The inequities in the current way ‘stamp duty’ is charged inevitably mean that conveyancers are regularly faced with having to give unpopular advice to buyer clients seeking to reduce their liability, and seller clients, trying to increase their sale price. The most common approach is by paying the extra for ‘fixtures and fittings’.
The current ‘slab tax’ regime
By way of background, in 2003 a new tax regime creating ‘Stamp Duty Land Tax’ (SDLT) replaced the old ‘stamp duty’ regime. It is still however commonly called ‘stamp duty’. From a buyers perspective the changes may be pretty academic, as the bottom line is still that their property purchase will be subject to a charge for tax.
The charges are based on price bands, and without any graduation in the tax, i.e a ‘slab tax’. So property bought at under £125,000 is not subject to any change, but at £125,001 the charge is 1% charge on the total i.e £1,250. The next band is at £250,000, so a property at £250,000 is charged at 1% (£2,500) and at £250,001 would be charged at 3% (£7,500).
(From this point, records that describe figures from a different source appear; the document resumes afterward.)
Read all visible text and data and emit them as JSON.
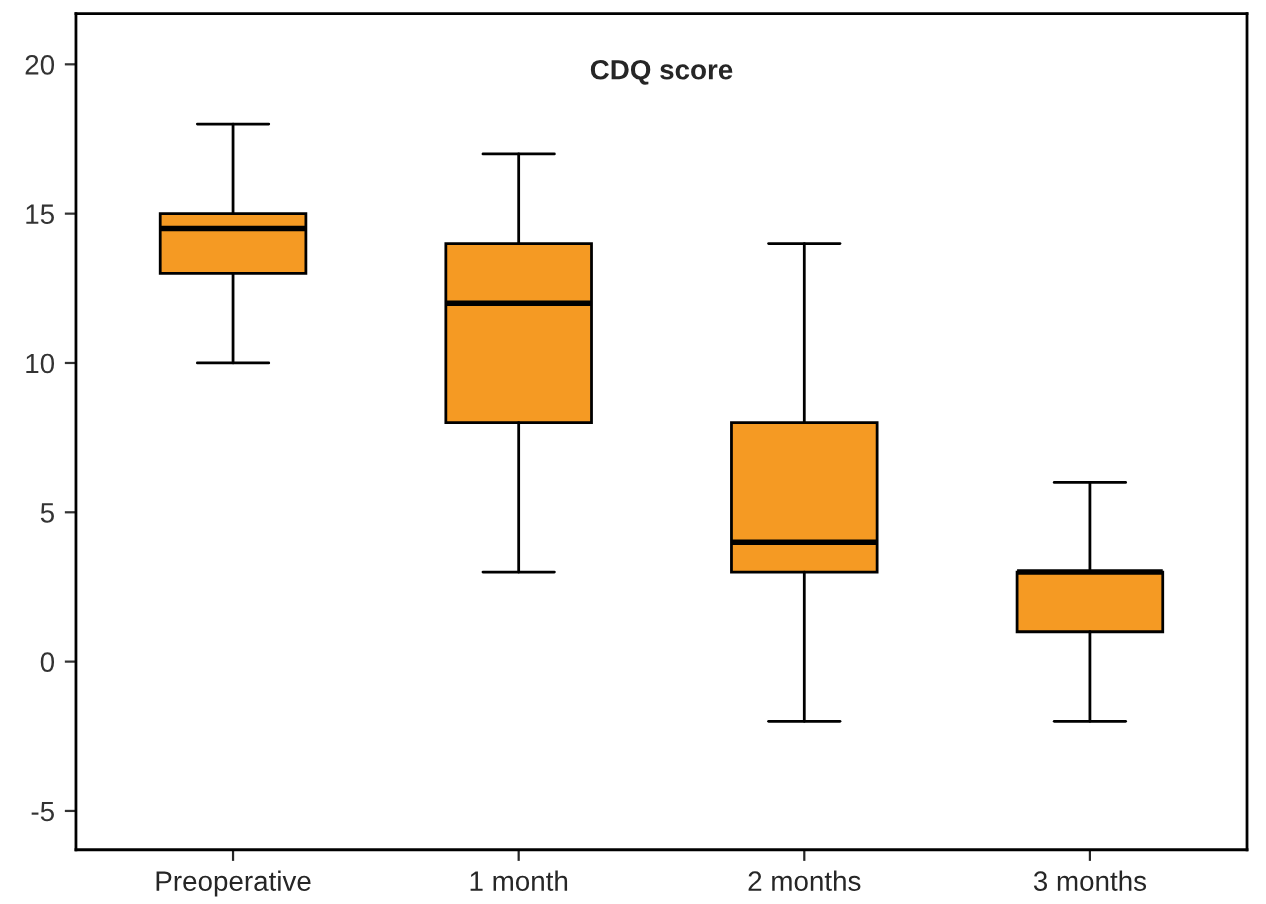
{
  "chart_data": {
    "type": "box",
    "title": "CDQ score",
    "categories": [
      "Preoperative",
      "1 month",
      "2 months",
      "3 months"
    ],
    "boxes": [
      {
        "low": 10,
        "q1": 13,
        "median": 14.5,
        "q3": 15,
        "high": 18
      },
      {
        "low": 3,
        "q1": 8,
        "median": 12,
        "q3": 14,
        "high": 17
      },
      {
        "low": -2,
        "q1": 3,
        "median": 4,
        "q3": 8,
        "high": 14
      },
      {
        "low": -2,
        "q1": 1,
        "median": 3,
        "q3": 3,
        "high": 6
      }
    ],
    "color": "#f59a23",
    "ylim": [
      -6.3,
      21.7
    ],
    "yticks": [
      -5,
      0,
      5,
      10,
      15,
      20
    ],
    "grid": false
  }
}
The regime is a tax on the price paid for the transaction. This is taken as not just the price which is shown on the documents, but anything else paid for that transaction even if it is separate i.e in a separate document, or a cash payment to the seller, or a payment made by the buyer for the sellers benefit- such as for their agents fees.
HMRC can raise an enquiry on any transaction within 9 months, this can be random or selective, but cynically one would be more inclined to expect this to be for a purchase at i.e exactly £250,000 rather than one at just over this amount.
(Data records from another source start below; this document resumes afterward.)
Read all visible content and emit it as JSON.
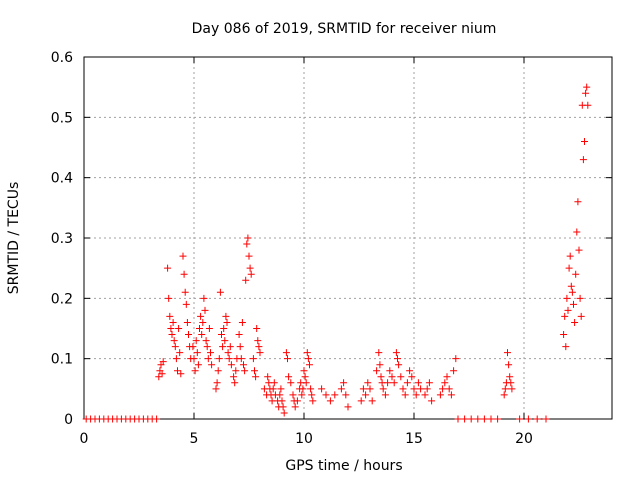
{
  "chart_data": {
    "type": "scatter",
    "title": "Day 086 of 2019, SRMTID for receiver nium",
    "xlabel": "GPS time / hours",
    "ylabel": "SRMTID / TECUs",
    "xlim": [
      0,
      24
    ],
    "ylim": [
      0,
      0.6
    ],
    "x_ticks": [
      0,
      5,
      10,
      15,
      20
    ],
    "y_ticks": [
      0,
      0.1,
      0.2,
      0.3,
      0.4,
      0.5,
      0.6
    ],
    "x_tick_labels": [
      "0",
      "5",
      "10",
      "15",
      "20"
    ],
    "y_tick_labels": [
      "0",
      "0.1",
      "0.2",
      "0.3",
      "0.4",
      "0.5",
      "0.6"
    ],
    "grid": true,
    "marker": "plus",
    "color": "#ff0000",
    "series": [
      {
        "points": [
          [
            0.1,
            0
          ],
          [
            0.3,
            0
          ],
          [
            0.5,
            0
          ],
          [
            0.7,
            0
          ],
          [
            0.9,
            0
          ],
          [
            1.1,
            0
          ],
          [
            1.3,
            0
          ],
          [
            1.5,
            0
          ],
          [
            1.7,
            0
          ],
          [
            1.9,
            0
          ],
          [
            2.1,
            0
          ],
          [
            2.3,
            0
          ],
          [
            2.5,
            0
          ],
          [
            2.7,
            0
          ],
          [
            2.9,
            0
          ],
          [
            3.1,
            0
          ],
          [
            3.3,
            0
          ],
          [
            3.4,
            0.07
          ],
          [
            3.45,
            0.08
          ],
          [
            3.5,
            0.09
          ],
          [
            3.55,
            0.075
          ],
          [
            3.6,
            0.095
          ],
          [
            3.8,
            0.25
          ],
          [
            3.85,
            0.2
          ],
          [
            3.9,
            0.17
          ],
          [
            3.95,
            0.15
          ],
          [
            4.0,
            0.14
          ],
          [
            4.05,
            0.16
          ],
          [
            4.1,
            0.13
          ],
          [
            4.15,
            0.12
          ],
          [
            4.2,
            0.1
          ],
          [
            4.25,
            0.08
          ],
          [
            4.3,
            0.15
          ],
          [
            4.35,
            0.11
          ],
          [
            4.4,
            0.075
          ],
          [
            4.5,
            0.27
          ],
          [
            4.55,
            0.24
          ],
          [
            4.6,
            0.21
          ],
          [
            4.65,
            0.19
          ],
          [
            4.7,
            0.16
          ],
          [
            4.75,
            0.14
          ],
          [
            4.8,
            0.12
          ],
          [
            4.85,
            0.1
          ],
          [
            4.95,
            0.12
          ],
          [
            5.0,
            0.1
          ],
          [
            5.05,
            0.08
          ],
          [
            5.1,
            0.13
          ],
          [
            5.15,
            0.11
          ],
          [
            5.2,
            0.09
          ],
          [
            5.25,
            0.15
          ],
          [
            5.3,
            0.17
          ],
          [
            5.35,
            0.14
          ],
          [
            5.4,
            0.16
          ],
          [
            5.45,
            0.2
          ],
          [
            5.5,
            0.18
          ],
          [
            5.55,
            0.13
          ],
          [
            5.6,
            0.12
          ],
          [
            5.65,
            0.1
          ],
          [
            5.7,
            0.15
          ],
          [
            5.75,
            0.11
          ],
          [
            5.8,
            0.09
          ],
          [
            6.0,
            0.05
          ],
          [
            6.05,
            0.06
          ],
          [
            6.1,
            0.08
          ],
          [
            6.15,
            0.1
          ],
          [
            6.2,
            0.21
          ],
          [
            6.25,
            0.14
          ],
          [
            6.3,
            0.12
          ],
          [
            6.35,
            0.15
          ],
          [
            6.4,
            0.13
          ],
          [
            6.45,
            0.17
          ],
          [
            6.5,
            0.16
          ],
          [
            6.55,
            0.11
          ],
          [
            6.6,
            0.1
          ],
          [
            6.65,
            0.12
          ],
          [
            6.7,
            0.09
          ],
          [
            6.8,
            0.07
          ],
          [
            6.85,
            0.06
          ],
          [
            6.9,
            0.08
          ],
          [
            6.95,
            0.1
          ],
          [
            7.05,
            0.14
          ],
          [
            7.1,
            0.12
          ],
          [
            7.15,
            0.1
          ],
          [
            7.2,
            0.16
          ],
          [
            7.25,
            0.09
          ],
          [
            7.3,
            0.08
          ],
          [
            7.35,
            0.23
          ],
          [
            7.4,
            0.29
          ],
          [
            7.45,
            0.3
          ],
          [
            7.5,
            0.27
          ],
          [
            7.55,
            0.25
          ],
          [
            7.6,
            0.24
          ],
          [
            7.7,
            0.1
          ],
          [
            7.75,
            0.08
          ],
          [
            7.8,
            0.07
          ],
          [
            7.85,
            0.15
          ],
          [
            7.9,
            0.13
          ],
          [
            7.95,
            0.12
          ],
          [
            8.0,
            0.11
          ],
          [
            8.2,
            0.05
          ],
          [
            8.3,
            0.04
          ],
          [
            8.35,
            0.07
          ],
          [
            8.4,
            0.06
          ],
          [
            8.45,
            0.05
          ],
          [
            8.5,
            0.04
          ],
          [
            8.55,
            0.03
          ],
          [
            8.6,
            0.05
          ],
          [
            8.65,
            0.06
          ],
          [
            8.7,
            0.04
          ],
          [
            8.8,
            0.03
          ],
          [
            8.85,
            0.02
          ],
          [
            8.9,
            0.04
          ],
          [
            8.95,
            0.05
          ],
          [
            9.0,
            0.03
          ],
          [
            9.05,
            0.02
          ],
          [
            9.1,
            0.01
          ],
          [
            9.2,
            0.11
          ],
          [
            9.25,
            0.1
          ],
          [
            9.3,
            0.07
          ],
          [
            9.4,
            0.06
          ],
          [
            9.5,
            0.04
          ],
          [
            9.55,
            0.03
          ],
          [
            9.6,
            0.02
          ],
          [
            9.7,
            0.03
          ],
          [
            9.8,
            0.05
          ],
          [
            9.85,
            0.06
          ],
          [
            9.9,
            0.04
          ],
          [
            9.95,
            0.05
          ],
          [
            10.0,
            0.08
          ],
          [
            10.05,
            0.07
          ],
          [
            10.1,
            0.06
          ],
          [
            10.15,
            0.11
          ],
          [
            10.2,
            0.1
          ],
          [
            10.25,
            0.09
          ],
          [
            10.3,
            0.05
          ],
          [
            10.35,
            0.04
          ],
          [
            10.4,
            0.03
          ],
          [
            10.8,
            0.05
          ],
          [
            11.0,
            0.04
          ],
          [
            11.2,
            0.03
          ],
          [
            11.4,
            0.04
          ],
          [
            11.7,
            0.05
          ],
          [
            11.8,
            0.06
          ],
          [
            11.9,
            0.04
          ],
          [
            12.0,
            0.02
          ],
          [
            12.6,
            0.03
          ],
          [
            12.7,
            0.05
          ],
          [
            12.8,
            0.04
          ],
          [
            12.9,
            0.06
          ],
          [
            13.0,
            0.05
          ],
          [
            13.1,
            0.03
          ],
          [
            13.3,
            0.08
          ],
          [
            13.4,
            0.11
          ],
          [
            13.45,
            0.09
          ],
          [
            13.5,
            0.07
          ],
          [
            13.55,
            0.06
          ],
          [
            13.6,
            0.05
          ],
          [
            13.7,
            0.04
          ],
          [
            13.8,
            0.06
          ],
          [
            13.9,
            0.08
          ],
          [
            14.0,
            0.07
          ],
          [
            14.1,
            0.06
          ],
          [
            14.2,
            0.11
          ],
          [
            14.25,
            0.1
          ],
          [
            14.3,
            0.09
          ],
          [
            14.4,
            0.07
          ],
          [
            14.5,
            0.05
          ],
          [
            14.6,
            0.04
          ],
          [
            14.7,
            0.06
          ],
          [
            14.8,
            0.08
          ],
          [
            14.9,
            0.07
          ],
          [
            15.0,
            0.05
          ],
          [
            15.1,
            0.04
          ],
          [
            15.2,
            0.06
          ],
          [
            15.3,
            0.05
          ],
          [
            15.5,
            0.04
          ],
          [
            15.6,
            0.05
          ],
          [
            15.7,
            0.06
          ],
          [
            15.8,
            0.03
          ],
          [
            16.2,
            0.04
          ],
          [
            16.3,
            0.05
          ],
          [
            16.4,
            0.06
          ],
          [
            16.5,
            0.07
          ],
          [
            16.6,
            0.05
          ],
          [
            16.7,
            0.04
          ],
          [
            16.8,
            0.08
          ],
          [
            16.9,
            0.1
          ],
          [
            17.0,
            0
          ],
          [
            17.3,
            0
          ],
          [
            17.6,
            0
          ],
          [
            17.9,
            0
          ],
          [
            18.2,
            0
          ],
          [
            18.5,
            0
          ],
          [
            18.8,
            0
          ],
          [
            19.1,
            0.04
          ],
          [
            19.15,
            0.05
          ],
          [
            19.2,
            0.06
          ],
          [
            19.25,
            0.11
          ],
          [
            19.3,
            0.09
          ],
          [
            19.35,
            0.07
          ],
          [
            19.4,
            0.06
          ],
          [
            19.45,
            0.05
          ],
          [
            19.8,
            0
          ],
          [
            20.2,
            0
          ],
          [
            20.6,
            0
          ],
          [
            21.0,
            0
          ],
          [
            21.8,
            0.14
          ],
          [
            21.85,
            0.17
          ],
          [
            21.9,
            0.12
          ],
          [
            21.95,
            0.2
          ],
          [
            22.0,
            0.18
          ],
          [
            22.05,
            0.25
          ],
          [
            22.1,
            0.27
          ],
          [
            22.15,
            0.22
          ],
          [
            22.2,
            0.21
          ],
          [
            22.25,
            0.19
          ],
          [
            22.3,
            0.16
          ],
          [
            22.35,
            0.24
          ],
          [
            22.4,
            0.31
          ],
          [
            22.45,
            0.36
          ],
          [
            22.5,
            0.28
          ],
          [
            22.55,
            0.2
          ],
          [
            22.6,
            0.17
          ],
          [
            22.65,
            0.52
          ],
          [
            22.7,
            0.43
          ],
          [
            22.75,
            0.46
          ],
          [
            22.8,
            0.54
          ],
          [
            22.85,
            0.55
          ],
          [
            22.9,
            0.52
          ]
        ]
      }
    ]
  }
}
If a buyer agrees to buy a property for a price which includes an amount properly attributable to ‘chattels’, then the amount so attributable is not chargeable to tax.
Buyers usually consider this apportionment when their purchase price is on the limits of one of the stamp duty thresholds, but need to consider this carefully as an investigation could be costly.
‘Just and reasonable’
Any price apportionment is perfectly permissible but must be ‘just and reasonable’. Chattels must be ‘moveable’ and not fixed to the property, and forming part of it. It has however been established that in reaching the apportionment this does not need to use the exact value of the items. In establishing what is ‘just and reasonable’ it may be appropriate to take into account value to the buyer. A for instance is where a buyer may reasonably pay in excess of market value for carpets, as this may still be better value for the buyer than fitting new ones.
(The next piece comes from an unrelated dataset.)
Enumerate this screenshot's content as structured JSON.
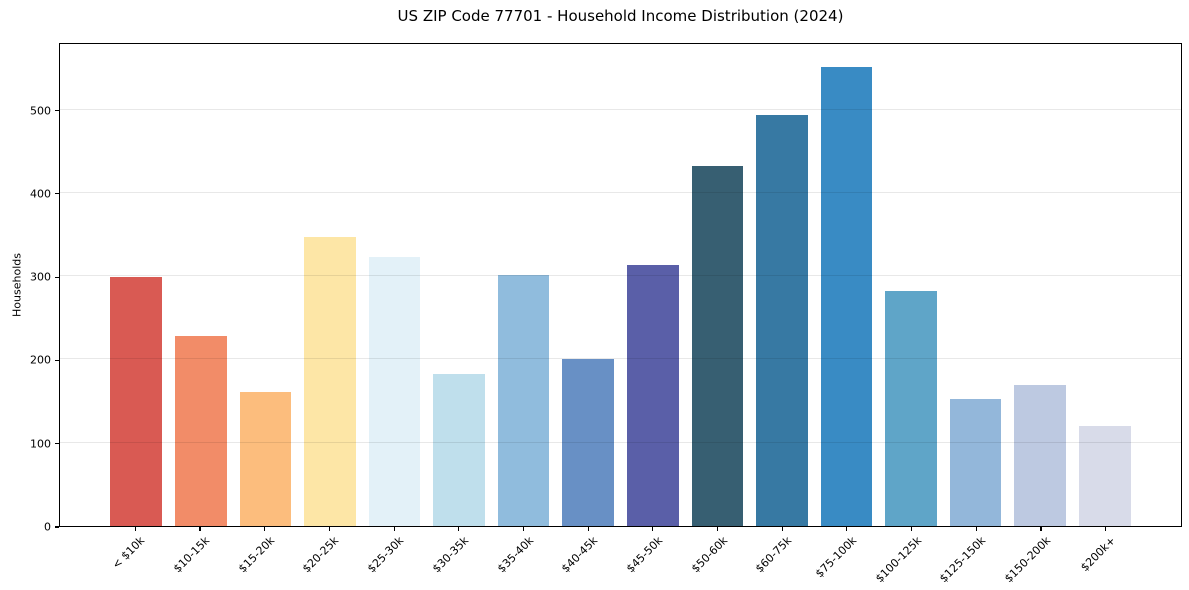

The HMRC guidance on what is a chattel can be viewed here.
Things that would be regarded as chattels would normally include:
• Carpets (fitted or otherwise)
• Curtains and blinds
• Freestanding furniture
• Kitchen white goods
• Light shares and fittings (unless recessed)
• Electric and gas fires- where they can be removed by disconnection from the power supply without causing damage)
• Plants etc growing in pots
On the other hand, things that would not normally be regarded as chattels include:
• Fitted kitchen units, cupboards and sinks
• A gas and wall mounted ovens
• Fitted bathroom sanitary ware
• Central heating system
• Intruder alarm/door bell
• Garden shrubs etc growing in the soil
Whilst it can seem to be attractive to endeavour to reduce the SDLT liability on a property purchase by allocating a proportion of the purchase price to chattels, if there is an enquiry HMRC may seek to adjust this apportionment. If they are successful even by the smallest amount it can mean that the buyer becomes liable for the further tax. That is if tax is paid on £250,000 and HMRC correctly challenge just £1 of any chattels price, then the full further tax of £5,000 would then be payable
As an example in a case in 2012 (Orsman v HMRC), the buyer paid £250,000 for the house and £8,000 for ‘fixtures and fittings’ listed in the contract. HMRC concentrated on one item namely built in units in the garage included at £800. As they succeeded the buyer owed a further £5,024 in tax.
HMRC can also charge penalties and interest for any late payment.
Professional conduct issues for the conveyancers
The standard conveyancing retainer will not include providing any advice to a client faced with an enquiry from HMRC. In the case above Ms Orsman represented herself. In addition in acting for a buyer, the conveyancer will submit the SDLT return to HMRC as the buyer’s agent. The return is self assessment, however if a conveyancer has any concerns that the return is incorrect they would have to consider withdrawing from acting for that party. At its most extreme an incorrect return could be deemed to be a fraud on HMRC. That is if the conveyancer was aware that an additional payment not reflected in the return was being made as part of the transaction, and was not justified as being for ‘chattels’. Any conveyancer, whether acting for buyer or seller, would not risk being party to any such action, and would have to consider ceasing to act for a client implicating them in the illegal activity.
Any buyer who agrees an apportionment where the price is close to one of the SDLT rate thresholds, needs to be very careful to ensure that any items listed can properly be classed as ‘chattels’ which are not therefore subject to SDLT, as opposed to ‘fixtures’ which are, and further that the price paid for any particular item can be justified if put to the test.